2019-01-14 at 5:18 PM UTC
UNSUB
Tuskegee Airman
[my unrivalled skillful mastoid]
Return it for a full refund
2019-01-14 at 5:20 PM UTC
UNSUB
Tuskegee Airman
[my unrivalled skillful mastoid]
*secretly embarrassed for even opening this post much less posting in another man’s sausage thread*
I need some Peter Popoff Miracle Spring Water STAT
2019-01-14 at 5:31 PM UTC
I would gorge down several of your sausages, if you were to be kind enough to offer...👍😍
2019-01-14 at 5:36 PM UTC
kroz
weak whyte, frothy cuck, and former twink
prolly make a Bill Krozby dog
2019-01-14 at 5:56 PM UTC
You wasted it in the jambalaya. Worst fucking food ever.

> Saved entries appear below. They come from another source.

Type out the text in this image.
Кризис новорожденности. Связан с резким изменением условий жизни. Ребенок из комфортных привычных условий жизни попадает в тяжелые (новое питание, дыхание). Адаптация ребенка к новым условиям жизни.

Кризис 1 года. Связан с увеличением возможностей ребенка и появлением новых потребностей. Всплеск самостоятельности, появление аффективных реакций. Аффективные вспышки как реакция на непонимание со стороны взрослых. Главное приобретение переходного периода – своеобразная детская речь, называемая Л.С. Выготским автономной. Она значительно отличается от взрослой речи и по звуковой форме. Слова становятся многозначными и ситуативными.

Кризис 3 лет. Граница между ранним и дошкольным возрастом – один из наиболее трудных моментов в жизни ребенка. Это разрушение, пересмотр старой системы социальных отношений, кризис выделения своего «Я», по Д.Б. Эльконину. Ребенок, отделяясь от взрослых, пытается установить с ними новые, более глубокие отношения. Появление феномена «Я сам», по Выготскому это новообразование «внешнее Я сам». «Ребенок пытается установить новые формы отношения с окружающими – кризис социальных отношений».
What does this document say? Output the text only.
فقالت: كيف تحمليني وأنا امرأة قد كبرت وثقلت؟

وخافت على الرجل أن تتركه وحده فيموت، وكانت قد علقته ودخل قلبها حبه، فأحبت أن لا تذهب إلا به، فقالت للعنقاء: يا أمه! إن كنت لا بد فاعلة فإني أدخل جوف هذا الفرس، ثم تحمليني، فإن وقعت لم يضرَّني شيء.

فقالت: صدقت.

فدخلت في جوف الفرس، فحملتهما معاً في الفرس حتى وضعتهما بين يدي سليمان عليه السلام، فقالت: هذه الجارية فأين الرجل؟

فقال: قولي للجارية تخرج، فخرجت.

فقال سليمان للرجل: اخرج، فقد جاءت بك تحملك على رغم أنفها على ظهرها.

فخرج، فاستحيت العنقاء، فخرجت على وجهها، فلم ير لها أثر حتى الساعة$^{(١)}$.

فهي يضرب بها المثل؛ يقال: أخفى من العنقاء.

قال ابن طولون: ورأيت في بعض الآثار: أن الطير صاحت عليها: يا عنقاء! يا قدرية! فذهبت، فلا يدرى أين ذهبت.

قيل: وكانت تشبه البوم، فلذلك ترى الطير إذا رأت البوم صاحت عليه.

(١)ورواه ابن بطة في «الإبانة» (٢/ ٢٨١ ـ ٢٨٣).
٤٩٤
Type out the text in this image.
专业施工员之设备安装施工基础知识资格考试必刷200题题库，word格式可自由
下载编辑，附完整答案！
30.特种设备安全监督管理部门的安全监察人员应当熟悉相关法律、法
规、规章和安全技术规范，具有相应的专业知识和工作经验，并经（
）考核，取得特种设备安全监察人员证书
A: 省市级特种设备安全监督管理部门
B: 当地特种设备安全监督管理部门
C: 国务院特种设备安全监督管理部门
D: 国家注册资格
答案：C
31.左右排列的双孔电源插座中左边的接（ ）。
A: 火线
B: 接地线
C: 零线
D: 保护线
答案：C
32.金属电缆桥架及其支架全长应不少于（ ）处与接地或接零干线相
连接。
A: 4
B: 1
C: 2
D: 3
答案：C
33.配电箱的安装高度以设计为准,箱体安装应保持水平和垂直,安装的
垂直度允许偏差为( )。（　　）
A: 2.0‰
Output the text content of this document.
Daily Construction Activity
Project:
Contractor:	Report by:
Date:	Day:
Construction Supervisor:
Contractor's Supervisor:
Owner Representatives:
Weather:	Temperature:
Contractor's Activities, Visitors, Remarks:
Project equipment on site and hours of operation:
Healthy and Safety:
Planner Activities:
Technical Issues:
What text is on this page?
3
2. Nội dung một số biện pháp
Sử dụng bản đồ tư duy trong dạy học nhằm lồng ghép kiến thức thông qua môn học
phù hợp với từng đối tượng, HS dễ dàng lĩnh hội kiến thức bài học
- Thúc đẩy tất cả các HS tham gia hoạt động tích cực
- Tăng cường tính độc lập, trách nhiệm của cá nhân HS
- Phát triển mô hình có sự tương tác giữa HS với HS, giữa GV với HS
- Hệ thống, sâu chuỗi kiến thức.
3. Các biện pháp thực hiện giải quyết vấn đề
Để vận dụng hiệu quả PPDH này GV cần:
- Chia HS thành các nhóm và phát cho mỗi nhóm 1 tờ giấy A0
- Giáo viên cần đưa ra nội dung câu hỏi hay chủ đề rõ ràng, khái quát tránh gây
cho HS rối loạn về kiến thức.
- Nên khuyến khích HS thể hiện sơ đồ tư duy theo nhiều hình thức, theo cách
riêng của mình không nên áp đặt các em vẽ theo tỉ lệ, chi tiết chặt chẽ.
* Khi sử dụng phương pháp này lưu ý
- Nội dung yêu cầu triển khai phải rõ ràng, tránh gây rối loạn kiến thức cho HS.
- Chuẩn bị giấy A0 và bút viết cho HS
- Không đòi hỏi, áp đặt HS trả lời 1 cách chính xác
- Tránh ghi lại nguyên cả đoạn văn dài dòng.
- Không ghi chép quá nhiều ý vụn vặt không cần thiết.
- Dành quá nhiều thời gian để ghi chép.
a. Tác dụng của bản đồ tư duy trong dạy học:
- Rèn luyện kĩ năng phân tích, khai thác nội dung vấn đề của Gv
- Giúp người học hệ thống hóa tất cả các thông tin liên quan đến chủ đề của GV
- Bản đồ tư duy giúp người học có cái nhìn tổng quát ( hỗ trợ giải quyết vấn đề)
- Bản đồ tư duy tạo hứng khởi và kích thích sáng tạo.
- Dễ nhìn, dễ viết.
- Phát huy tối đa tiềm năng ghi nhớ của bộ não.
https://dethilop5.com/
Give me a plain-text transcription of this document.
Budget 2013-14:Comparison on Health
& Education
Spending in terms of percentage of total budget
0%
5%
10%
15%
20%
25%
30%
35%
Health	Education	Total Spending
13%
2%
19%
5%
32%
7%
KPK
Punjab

I'm not really into "gamey" food, I just have it because it's free. He's going on an Elk hunt next week and said he'll give me a bunch of meat from that if he bags one...I'll need ideas on how I can hide the taste of that...Elk Chili I'm thinking
2019-01-14 at 6:02 PM UTC
tee hee hee
Naturally Camouflaged
[slangily complete this slumberer]
You can best hide the taste of elk by putting it in the freezer and having a steak instead.
The following users say it would be alright if the author of this
post didn't die in a fire!
2019-01-14 at 6:14 PM UTC
I always make tyme for tea.
2019-01-14 at 6:28 PM UTC
The only thing I’d ever do with a fish stick is throw them at you in pity.
2019-01-14 at 6:32 PM UTC
Cuz this right heEere...
...
...
Is Maine Justice.
2019-01-14 at 6:32 PM UTC
Nothing gay about a guy accepting another guys hot sausage
2019-01-14 at 6:34 PM UTC
Depends on your definition of gay, eh?